Fig. 5.. Global metabolomic profiling indicates negligible changes in CTPsyn activity in vivo.

(A) Principle component analysis shows that the samples of wild-type (Wt), CTPsyn inhibition (In), and CTPsyn overexpression (Oe) groups are clearly segregated. Two principal components (PC1 and PC2) are plotted and their proportions of variance are labeled. (B) The mean values of compounds in each state were normalized to (−1,1) and clustered into nine patterns by self-organizing mapping. The numbers of compounds in each pattern are showed on the top of the grids. The patterns that contain the most compounds are indicated by (I, II, III, V). (C) The heat map shows metabolites in major patterns that have significantly differential levels in three groups. Seventy-two metabolites in major patterns of (B) SOM (I, II, III, IV) were selected by one-way ANOVA with Bonferroni adjusted P<10⁻⁵. (D) The levels of glutamine in three groups are shown in the boxplot. Glutamine belongs to pattern I and is also colored in red in panel C.

Fig. 6.. CTPsyn, cytoophidia and CTP production.

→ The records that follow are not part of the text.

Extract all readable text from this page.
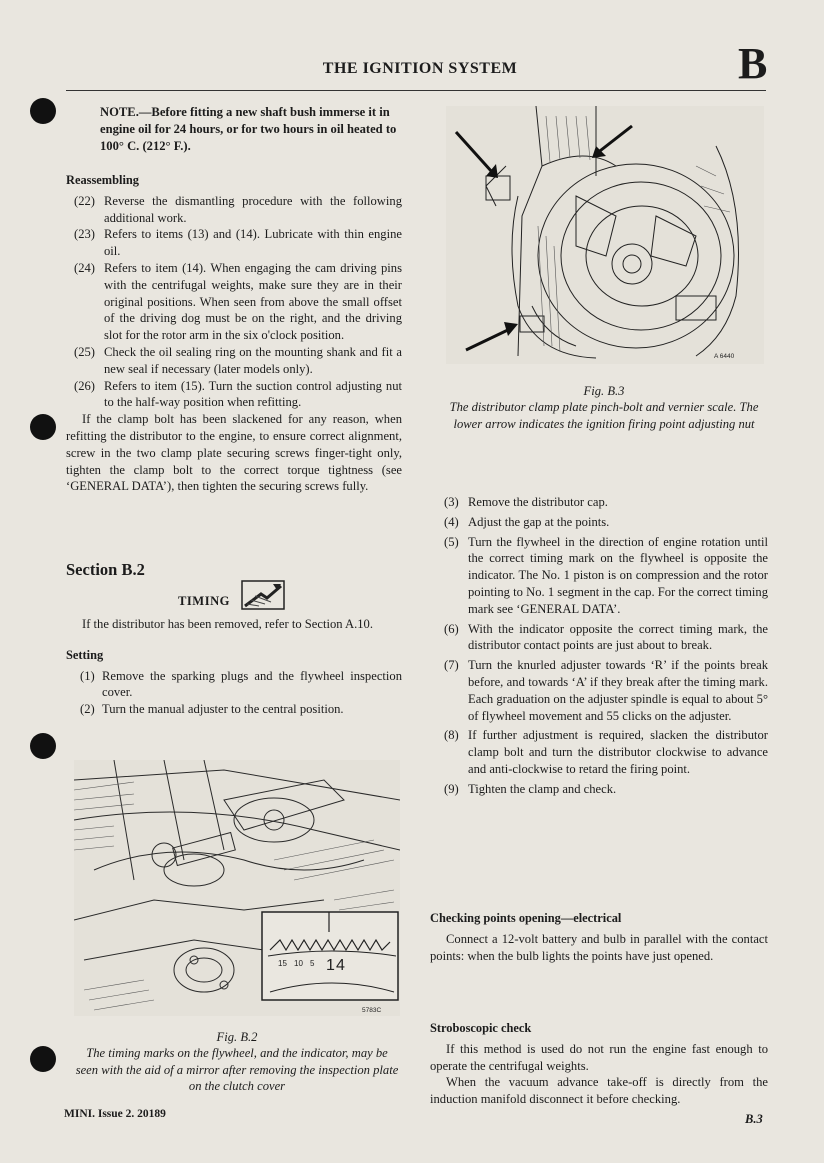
THE IGNITION SYSTEM	B
NOTE.—Before fitting a new shaft bush immerse it in engine oil for 24 hours, or for two hours in oil heated to 100° C. (212° F.).
Reassembling
(22) Reverse the dismantling procedure with the following additional work.
(23) Refers to items (13) and (14). Lubricate with thin engine oil.
(24) Refers to item (14). When engaging the cam driving pins with the centrifugal weights, make sure they are in their original positions. When seen from above the small offset of the driving dog must be on the right, and the driving slot for the rotor arm in the six o'clock position.
(25) Check the oil sealing ring on the mounting shank and fit a new seal if necessary (later models only).
(26) Refers to item (15). Turn the suction control adjusting nut to the half-way position when refitting.
If the clamp bolt has been slackened for any reason, when refitting the distributor to the engine, to ensure correct alignment, screw in the two clamp plate securing screws finger-tight only, tighten the clamp bolt to the correct torque tightness (see ‘GENERAL DATA’), then tighten the securing screws fully.
Section B.2
TIMING
If the distributor has been removed, refer to Section A.10.
Setting
(1) Remove the sparking plugs and the flywheel inspection cover.
(2) Turn the manual adjuster to the central position.
15 10 5 1 4
5783C
Fig. B.2
The timing marks on the flywheel, and the indicator, may be seen with the aid of a mirror after removing the inspection plate on the clutch cover
A 6440
Fig. B.3
The distributor clamp plate pinch-bolt and vernier scale. The lower arrow indicates the ignition firing point adjusting nut
(3) Remove the distributor cap.
(4) Adjust the gap at the points.
(5) Turn the flywheel in the direction of engine rotation until the correct timing mark on the flywheel is opposite the indicator. The No. 1 piston is on compression and the rotor pointing to No. 1 segment in the cap. For the correct timing mark see ‘GENERAL DATA’.
(6) With the indicator opposite the correct timing mark, the distributor contact points are just about to break.
(7) Turn the knurled adjuster towards ‘R’ if the points break before, and towards ‘A’ if they break after the timing mark. Each graduation on the adjuster spindle is equal to about 5° of flywheel movement and 55 clicks on the adjuster.
(8) If further adjustment is required, slacken the distributor clamp bolt and turn the distributor clockwise to advance and anti-clockwise to retard the firing point.
(9) Tighten the clamp and check.
Checking points opening—electrical
Connect a 12-volt battery and bulb in parallel with the contact points: when the bulb lights the points have just opened.
Stroboscopic check
If this method is used do not run the engine fast enough to operate the centrifugal weights.
When the vacuum advance take-off is directly from the induction manifold disconnect it before checking.
MINI. Issue 2. 20189	B.3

(A) Cytoophidia are undetectable in wild-type and GFP vector transfected human 293T cells. (B) The mCTPsyn1-GFP proteins were stably expressed by CTPsyn1 OE#1, CTPsyn1 OE#2 and CTPsyn1 OE#3 cell lines. Almost every cell contains one or more cytoophidia. (C) Quantification of length of cytoophidia expressed by three independent cell lines. (D) Western blot of CTPsyn1 protein in wild-type, and mCTPsyn1-GFP expressing 293T cell lines. (E) Quantification of the relative protein abundance of endogenous CTPsyn1 and exogenous mCTPsyn1-GFP in CTPsyn1 OE#1, CTPsyn1 OE#2 and CTPsyn1 OE#3 cell lines. (F) The relative CTP concentration in cell lysates of wild-type, and three CTPsyn1 overexpression 293T cell lines. Overexpression of CTPsyn moderately increased intracellular CTP concentration in human cells. (G) The fitting of total CTPsyn and CTP concentration using the non-linear relationship derived from our mathematical model (see text). The x axis is total CTPsyn and y axis is CTP concentration. Data points represent experimentally measured values in wild type and CTPsyn overexpressing human 293T cells. (H) Proposed model of cytoophidia assembly in response to nutrient or developmental conditions. Scale bars: 20 µm.